D’autre part, l’article L. 811-2 du code de l’entrée et du séjour des étrangers et du droit d’asile prévoit que : « La vérification des actes d’état civil étranger est effectuée dans les conditions définies par l’article 47 du code civil ». L’article R. 431-10 du même code prévoit que : « L’étranger qui demande la délivrance ou le renouvellement d’un titre de séjour présente à l’appui de sa demande : / 1° Les documents justifiant de son état civil (…) ». Selon l’article R. 431-11 de ce code : « L’étranger qui sollicite la délivrance d’un titre de séjour présente à l’appui de sa demande les pièces justificatives dont la liste est fixée par arrêté annexé au présent code. » cet arrêté dressant une liste de pièces pour chaque catégorie de titre de séjour, et qu’« En cas de demande incomplète, les pièces justificatives et les informations manquantes doivent être demandées par l’administration et transmises par l’étranger dans un délai raisonnable. ». L’article 47 du code civil dispose que : « Tout acte de l’état civil des Français et des étrangers fait en pays étranger et rédigé dans les formes usitées dans ce pays fait foi, sauf si d’autres actes ou pièces détenus, des données extérieures ou des éléments tirés de l’acte lui-même établissent, le cas échéant après toutes vérifications utiles, que cet acte est irrégulier, falsifié ou que les faits qui y sont déclarés ne correspondent pas à la réalité (…). ».
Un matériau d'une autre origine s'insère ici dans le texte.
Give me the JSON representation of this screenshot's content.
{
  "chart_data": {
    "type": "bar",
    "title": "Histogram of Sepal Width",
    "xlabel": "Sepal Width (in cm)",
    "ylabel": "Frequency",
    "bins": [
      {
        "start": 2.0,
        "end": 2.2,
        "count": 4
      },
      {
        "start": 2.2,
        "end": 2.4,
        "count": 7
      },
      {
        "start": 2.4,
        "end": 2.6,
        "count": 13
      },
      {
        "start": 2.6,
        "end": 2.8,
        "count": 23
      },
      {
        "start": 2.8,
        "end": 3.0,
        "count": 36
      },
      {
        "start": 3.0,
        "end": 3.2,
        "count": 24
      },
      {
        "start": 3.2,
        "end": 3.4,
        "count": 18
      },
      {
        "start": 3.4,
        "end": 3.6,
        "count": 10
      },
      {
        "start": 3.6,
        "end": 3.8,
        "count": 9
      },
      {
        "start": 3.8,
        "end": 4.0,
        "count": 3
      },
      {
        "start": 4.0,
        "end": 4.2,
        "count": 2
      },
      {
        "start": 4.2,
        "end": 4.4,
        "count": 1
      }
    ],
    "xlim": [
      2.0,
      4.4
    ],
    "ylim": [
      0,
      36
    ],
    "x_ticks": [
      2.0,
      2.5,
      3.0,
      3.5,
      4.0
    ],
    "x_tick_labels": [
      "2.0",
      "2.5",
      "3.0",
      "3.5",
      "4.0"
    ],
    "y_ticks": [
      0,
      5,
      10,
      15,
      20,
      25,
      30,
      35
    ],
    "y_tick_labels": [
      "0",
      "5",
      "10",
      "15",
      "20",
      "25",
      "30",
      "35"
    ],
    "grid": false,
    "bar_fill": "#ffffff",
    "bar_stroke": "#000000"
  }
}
Lorsqu’est produit devant l’administration un acte d’état civil émanant d’une autorité étrangère qui a fait l’objet d’une légalisation, sont en principe attestées la véracité de la signature apposée sur cet acte, la qualité de celui qui l’a dressé et l’identité du sceau ou timbre dont cet acte est revêtu. En cas de doute sur la véracité de la signature, sur l’identité du timbre ou sur la qualité du signataire de la légalisation, il appartient à l’autorité administrative de procéder, sous le contrôle du juge, à toutes vérifications utiles pour s’assurer de la réalité et de l’authenticité de la légalisation.
En outre, la légalisation se bornant à attester de la régularité formelle d’un acte, la force probante de celui-ci peut être combattue par tout moyen susceptible d’établir que l’acte en cause est irrégulier, falsifié ou inexact. Par suite, en cas de contestation de la valeur probante d’un acte d’état civil légalisé établi à l’étranger, il revient au juge administratif de former sa conviction en se fondant sur tous les éléments versés au dossier dans le cadre de l’instruction du litige qui lui est soumis.
A la condition que l’acte d’état civil étranger soumis à l’obligation de légalisation et produit à titre de preuve devant l’autorité administrative ou devant le juge présente des garanties suffisantes d’authenticité, l’absence ou l’irrégularité de sa légalisation ne fait pas obstacle à ce que puissent être prises en considération les énonciations qu’il contient. Dès lors, en exigeant la production de « documents justifiant de son état civil », l’article R. 431-10 du code de l’entrée et du séjour des étrangers et du droit d’asile ne fait pas obligation aux ressortissants d’un pays pour lequel s’applique la formalité de la légalisation de produire des actes d’état civil légalisés.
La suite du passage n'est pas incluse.